# Regex für Dezimalzahl. Problem mit Nachkommastellen



## Sandera (4. Mrz 2007)

Hallo zusammen,

ich habe ein Regex gebastelt, um zu überprüfen, ob es sich bei einem eingegebenen String um eine gültige Dezimalzahl handelt. Gültig ist eine Dezimalzahl mit Tausendertrennzeichen und Dezimaltrennzeichen.
Nun sollen unterschiedlich viele Nachkommastellen zugelassen sein, aber irgendwie funktioniert es nicht.
Mein Regex sieht so aus:
"(([1-9]\\d{0,2})(.\\d{3})*)(,\\d{1," + fraction + "})?"

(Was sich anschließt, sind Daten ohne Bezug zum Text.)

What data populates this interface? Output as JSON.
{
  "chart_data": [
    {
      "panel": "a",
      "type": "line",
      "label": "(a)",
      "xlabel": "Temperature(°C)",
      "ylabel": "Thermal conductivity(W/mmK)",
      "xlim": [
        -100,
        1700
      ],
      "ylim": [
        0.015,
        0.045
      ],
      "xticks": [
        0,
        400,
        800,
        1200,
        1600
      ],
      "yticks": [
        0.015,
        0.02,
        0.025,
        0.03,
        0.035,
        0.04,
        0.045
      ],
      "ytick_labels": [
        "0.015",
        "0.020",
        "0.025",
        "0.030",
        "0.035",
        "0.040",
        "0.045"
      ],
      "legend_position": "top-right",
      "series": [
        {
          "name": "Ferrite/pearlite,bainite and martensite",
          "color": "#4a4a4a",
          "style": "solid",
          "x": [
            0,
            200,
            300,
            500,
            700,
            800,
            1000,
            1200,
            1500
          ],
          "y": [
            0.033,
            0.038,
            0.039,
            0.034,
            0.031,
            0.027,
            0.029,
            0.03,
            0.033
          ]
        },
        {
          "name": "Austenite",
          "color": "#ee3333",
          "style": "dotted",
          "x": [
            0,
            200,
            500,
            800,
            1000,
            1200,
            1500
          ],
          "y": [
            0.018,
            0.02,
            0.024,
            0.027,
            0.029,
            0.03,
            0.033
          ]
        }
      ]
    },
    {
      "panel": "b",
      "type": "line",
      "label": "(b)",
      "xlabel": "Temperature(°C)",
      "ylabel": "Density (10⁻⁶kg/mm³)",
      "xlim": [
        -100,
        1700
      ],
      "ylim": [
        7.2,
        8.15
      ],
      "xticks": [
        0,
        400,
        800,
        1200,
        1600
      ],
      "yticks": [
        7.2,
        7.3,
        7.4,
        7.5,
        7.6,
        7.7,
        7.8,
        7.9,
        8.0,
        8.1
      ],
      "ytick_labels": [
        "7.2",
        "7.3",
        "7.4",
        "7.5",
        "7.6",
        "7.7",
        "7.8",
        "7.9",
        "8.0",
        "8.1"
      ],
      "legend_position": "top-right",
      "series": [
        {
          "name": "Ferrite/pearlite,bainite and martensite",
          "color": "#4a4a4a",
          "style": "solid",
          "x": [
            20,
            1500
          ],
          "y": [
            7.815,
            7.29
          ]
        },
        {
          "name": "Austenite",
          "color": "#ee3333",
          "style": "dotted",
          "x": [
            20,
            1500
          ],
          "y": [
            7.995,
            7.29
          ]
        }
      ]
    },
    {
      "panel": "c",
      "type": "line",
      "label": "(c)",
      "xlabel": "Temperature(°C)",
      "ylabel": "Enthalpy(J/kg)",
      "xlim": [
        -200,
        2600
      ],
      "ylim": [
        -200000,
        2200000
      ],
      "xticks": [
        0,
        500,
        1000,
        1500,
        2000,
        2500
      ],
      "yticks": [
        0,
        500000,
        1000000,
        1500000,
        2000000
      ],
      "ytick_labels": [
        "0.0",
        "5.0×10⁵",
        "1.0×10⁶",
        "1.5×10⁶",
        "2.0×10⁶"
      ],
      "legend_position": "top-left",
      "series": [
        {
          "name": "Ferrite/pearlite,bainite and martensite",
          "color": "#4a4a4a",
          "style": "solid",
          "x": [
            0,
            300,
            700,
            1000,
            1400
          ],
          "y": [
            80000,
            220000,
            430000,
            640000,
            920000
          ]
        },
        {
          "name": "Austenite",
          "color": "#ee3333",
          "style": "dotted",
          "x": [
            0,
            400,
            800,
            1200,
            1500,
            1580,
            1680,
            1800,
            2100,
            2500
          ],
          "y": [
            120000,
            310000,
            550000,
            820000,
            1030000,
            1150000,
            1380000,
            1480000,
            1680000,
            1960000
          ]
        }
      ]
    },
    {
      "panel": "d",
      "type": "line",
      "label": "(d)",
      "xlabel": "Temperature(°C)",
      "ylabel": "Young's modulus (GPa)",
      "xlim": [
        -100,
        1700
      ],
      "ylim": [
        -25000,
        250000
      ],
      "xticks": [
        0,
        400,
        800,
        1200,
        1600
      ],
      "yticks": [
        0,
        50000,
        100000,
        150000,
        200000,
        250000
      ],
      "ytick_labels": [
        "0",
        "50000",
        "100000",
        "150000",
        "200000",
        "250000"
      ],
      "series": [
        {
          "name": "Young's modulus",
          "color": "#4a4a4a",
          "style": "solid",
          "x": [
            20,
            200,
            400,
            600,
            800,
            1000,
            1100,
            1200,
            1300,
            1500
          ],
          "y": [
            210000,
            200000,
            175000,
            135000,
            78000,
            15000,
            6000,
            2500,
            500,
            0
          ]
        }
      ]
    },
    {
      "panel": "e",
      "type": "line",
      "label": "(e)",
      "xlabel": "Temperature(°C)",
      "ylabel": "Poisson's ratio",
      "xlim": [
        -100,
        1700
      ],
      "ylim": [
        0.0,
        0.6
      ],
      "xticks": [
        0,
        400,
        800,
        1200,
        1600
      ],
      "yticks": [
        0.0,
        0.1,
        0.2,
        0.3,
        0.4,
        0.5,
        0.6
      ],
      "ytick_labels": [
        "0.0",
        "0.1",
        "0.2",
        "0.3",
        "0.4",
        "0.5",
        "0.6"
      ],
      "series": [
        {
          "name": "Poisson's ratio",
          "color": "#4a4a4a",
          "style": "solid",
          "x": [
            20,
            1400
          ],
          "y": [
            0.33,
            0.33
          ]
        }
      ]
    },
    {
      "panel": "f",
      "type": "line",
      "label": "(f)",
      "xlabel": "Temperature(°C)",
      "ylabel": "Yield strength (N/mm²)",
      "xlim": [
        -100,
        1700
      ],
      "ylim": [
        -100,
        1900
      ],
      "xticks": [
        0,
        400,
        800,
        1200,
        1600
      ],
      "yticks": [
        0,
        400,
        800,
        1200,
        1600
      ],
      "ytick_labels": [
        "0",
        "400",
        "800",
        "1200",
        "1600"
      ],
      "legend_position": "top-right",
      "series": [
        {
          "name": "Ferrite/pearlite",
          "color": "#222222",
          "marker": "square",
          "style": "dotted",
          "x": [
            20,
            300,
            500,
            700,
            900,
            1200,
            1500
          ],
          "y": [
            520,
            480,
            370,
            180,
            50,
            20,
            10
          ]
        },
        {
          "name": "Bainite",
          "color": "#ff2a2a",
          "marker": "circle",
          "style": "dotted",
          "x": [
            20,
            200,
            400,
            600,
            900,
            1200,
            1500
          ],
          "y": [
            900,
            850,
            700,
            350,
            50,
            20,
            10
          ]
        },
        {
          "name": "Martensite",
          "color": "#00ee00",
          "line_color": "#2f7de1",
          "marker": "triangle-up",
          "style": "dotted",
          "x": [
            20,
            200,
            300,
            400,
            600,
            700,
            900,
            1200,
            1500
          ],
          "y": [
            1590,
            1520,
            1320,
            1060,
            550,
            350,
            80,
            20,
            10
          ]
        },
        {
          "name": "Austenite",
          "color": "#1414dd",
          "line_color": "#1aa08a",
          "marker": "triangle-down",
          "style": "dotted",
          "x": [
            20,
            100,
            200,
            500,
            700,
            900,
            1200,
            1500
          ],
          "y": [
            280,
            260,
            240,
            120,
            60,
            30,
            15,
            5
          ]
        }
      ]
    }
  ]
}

fraction gibt dabei die zugelassenen Nachkommastellen an.
Wenn ich 3, 4 oder 5, usw. übergebe funktioniert alles wunderbar. Zahlen mit entsprechen 3, 4 oder 5 usw. werden akzeptiert und Zahlen mit mehr Nachkommastellen werden abgewiesen.
Wenn ich aber 2 als Wert übergeben, dann werden trotzdem auch Zahlen mit 3 Nachkommastellen akzeptiert :shock:, aber nicht mit 4 oder mehr. Und ich versteh nicht warum  

Hoffe Ihr könnt mir helfen... hab ich irgendwas übersehen?
Bin nämlich nicht so fit was Regex angeht :roll:

Achso... und noch eine kurze Frage. Kann man irgendwie einfach ermitteln an welcher Stelle der Regexfehler aufgetreten ist? Also an wie vielter Stelle im String der erste Fehler war?

Gruß
Sandra


----------



## Eddie (4. Mrz 2007)

Der . steht für ein beliebiges Zeichen und muß daher mit \\ maskiert werden.


----------



## Sandera (4. Mrz 2007)

Mit dem Punkt hab ich ja keine Probleme, das ist ja der Tausendertrenner, sondern mit den Nachkommastellen, also den Stellen nach dem Komma.


----------



## Wildcard (4. Mrz 2007)

Davon abgesehen das Eddie recht hat und der '.' maskiert werden müsste:
http://regexlib.com/Search.aspx?k=decimal


----------



## Eddie (4. Mrz 2007)

Der Punkt kann jedes Zeichen darstellen, auch das Komma. ,123 wird dann also von (.\\d{3})* erkannt und der optionale Ausdruck (,\\d{1," + fraction + "})? wird 0-mal gefunden. ,1234 ist zu lang, um von (.\\d{3})* erkannt zu werden, daher funktionert es ab 4 Stellen richtig.


----------



## Sandera (4. Mrz 2007)

Ah. Jetzt hab ich's verstanden. Da stand ich wohl etwas auf dem Schlauch ;-)
Vielen Dank!!!

Habt Ihr den für die Ermittlung der Fehlerstelle auch eine Idee?


----------